What impact do you want this book to have on the next generation?
I want it to motivate them to contribute as well. And I don’t think this is just for Black dancers or Black girls. I think that this can inspire others to do their own research, not just on this amazing legacy of Black ballerinas, but also within their own culture. I think that, especially as Americans, it’s important for us to know our whole history to understand other people and who we are.
In the future, if you were to meet a nondancer who had read this as a child, what takeaways would you want them to have from it?
I’d want them to understand the hard work and sacrifice that goes into being a part of this world, not just as a dancer, but as a dancer of color. People who are not minorities might not understand the idea that people of color or Black people have to work 10 times harder. But maybe reading this book will show them that when we say “working,” it’s not just about the sweat equity that we’re putting into something. It’s all of the work that goes around it of being Black, or someone of color, day in and day out—the things you have to deal with, and existing in a world where you feel othered.
The artwork in this book is striking. How did it unfold?
Salena Barnes’ work stood out immediately to me for the beauty and richness in which she shapes people and characters. It takes real talent to draw the proportions and lines of a dancer, especially if you’re not one, and what she did brought this book to life in such a beautiful way.
In recent years, more young people in ballet have begun to recognize their own beauty and value, and speak up about the changes that they want to see. What’s your advice to those who want to advocate for progress in their home studio or community, but are unsure of how to do it?
It’s important to make people feel that it’s inclusive, and not combative, and that we’re not preaching. You want it to be a two-way conversation, and you don’t want to be talking at people. If there are people of color within your studio, allow them to speak and share their stories, and then create a dialogue to figure out how you can be an ally, or how you can move forward and make progress. But listening is the first step.
Shortly after the George Floyd uprising, you mentioned feeling like more people in ballet were listening to the conversations about diversity that have been happening for so many years. More than a year later, what are your thoughts on the effect of that movement on ballet?

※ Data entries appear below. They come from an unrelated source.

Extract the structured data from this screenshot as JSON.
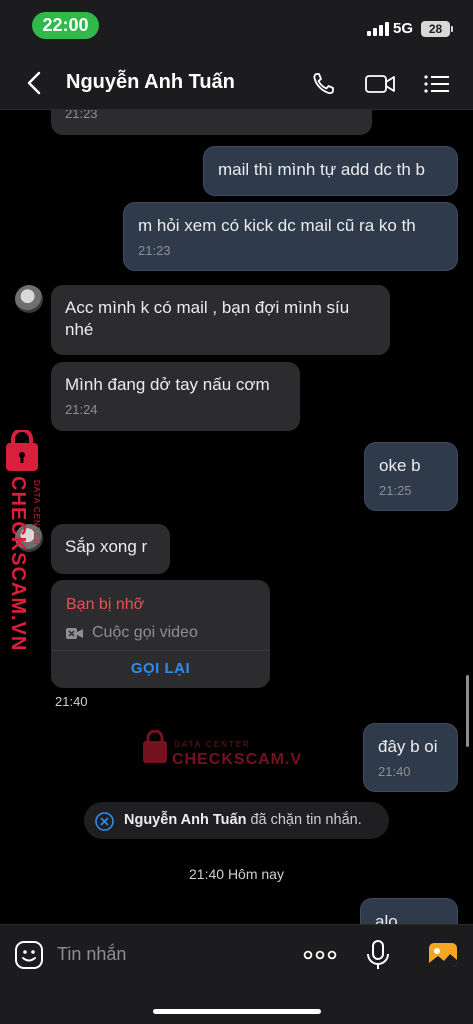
{
  "status_bar": {
    "time": "22:00",
    "network": "5G",
    "battery": "28"
  },
  "header": {
    "title": "Nguyễn Anh Tuấn"
  },
  "messages": [
    {
      "id": "m0",
      "time": "21:23"
    },
    {
      "id": "m1",
      "text": "mail thì mình tự add dc th b"
    },
    {
      "id": "m2",
      "text": "m hỏi xem có kick dc mail cũ ra ko th",
      "time": "21:23"
    },
    {
      "id": "m3",
      "text": "Acc mình k có mail , bạn đợi mình síu nhé"
    },
    {
      "id": "m4",
      "text": "Mình đang dở tay nấu cơm",
      "time": "21:24"
    },
    {
      "id": "m5",
      "text": "oke b",
      "time": "21:25"
    },
    {
      "id": "m6",
      "text": "Sắp xong r"
    },
    {
      "id": "m7",
      "text": "đây b oi",
      "time": "21:40"
    },
    {
      "id": "m8",
      "text": "alo"
    }
  ],
  "missed_call": {
    "title": "Bạn bị nhỡ",
    "subtitle": "Cuộc gọi video",
    "action": "GỌI LẠI",
    "time": "21:40"
  },
  "system_notice": {
    "name": "Nguyễn Anh Tuấn",
    "text": " đã chặn tin nhắn."
  },
  "date_separator": "21:40 Hôm nay",
  "watermark": {
    "brand": "CHECKSCAM.VN",
    "tag": "DATA CENTER"
  },
  "input": {
    "placeholder": "Tin nhắn"
  },
  "colors": {
    "accent": "#2e8cf0",
    "missed": "#ef4f55",
    "watermark": "#d81f3b",
    "status_time": "#2fb94a"
  }
}
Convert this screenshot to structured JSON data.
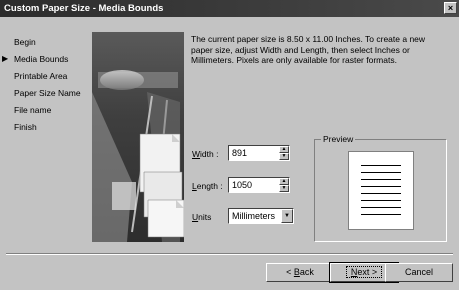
{
  "window": {
    "title": "Custom Paper Size - Media Bounds",
    "close_glyph": "×"
  },
  "nav": {
    "items": [
      {
        "label": "Begin",
        "active": false
      },
      {
        "label": "Media Bounds",
        "active": true
      },
      {
        "label": "Printable Area",
        "active": false
      },
      {
        "label": "Paper Size Name",
        "active": false
      },
      {
        "label": "File name",
        "active": false
      },
      {
        "label": "Finish",
        "active": false
      }
    ],
    "current_marker": "▶"
  },
  "description": "The current paper size is 8.50 x 11.00 Inches. To create a new paper size, adjust Width and Length, then select Inches or Millimeters. Pixels are only available for raster formats.",
  "form": {
    "width": {
      "accel": "W",
      "rest": "idth :",
      "value": "891"
    },
    "length": {
      "accel": "L",
      "rest": "ength :",
      "value": "1050"
    },
    "units": {
      "accel": "U",
      "rest": "nits",
      "value": "Millimeters"
    }
  },
  "preview": {
    "legend": "Preview"
  },
  "buttons": {
    "back": {
      "pre": "< ",
      "accel": "B",
      "rest": "ack"
    },
    "next": {
      "accel": "N",
      "rest": "ext >"
    },
    "cancel": "Cancel"
  },
  "colors": {
    "face": "#c3c3c3",
    "titlebar": "#333333"
  }
}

It’s been incredible. What’s happened in the last year and a half is the most movement I’ve seen in all of my career. It’s been pretty impressive to see such change in a really short, concentrated period of time because of this racial reckoning within the world.
I recently watched Calvin Royal III make his debut as Albrecht at ABT. And for my entire career, there have been a lot of discussions about whether Black dancers should wear tights that represented their skin color. To see [corps member] Erica Lall onstage in Giselle, wearing tights that were her color, was huge progress. I felt like I saw her as a person the way that every other dancer is allowed to be seen as an individual, even if they’re in the corps de ballet.
At ABT, we’ve had talks about diversity initiatives and bringing in more people of color, not just within the company but in other areas of the institution, and to see it happening is huge. Now, it’s everyone’s responsibility to keep it moving, and not to settle in this moment. I think next is tackling the stories that we’re telling onstage, especially here in America. They need to be relevant and [show] that there’s more than one type of person.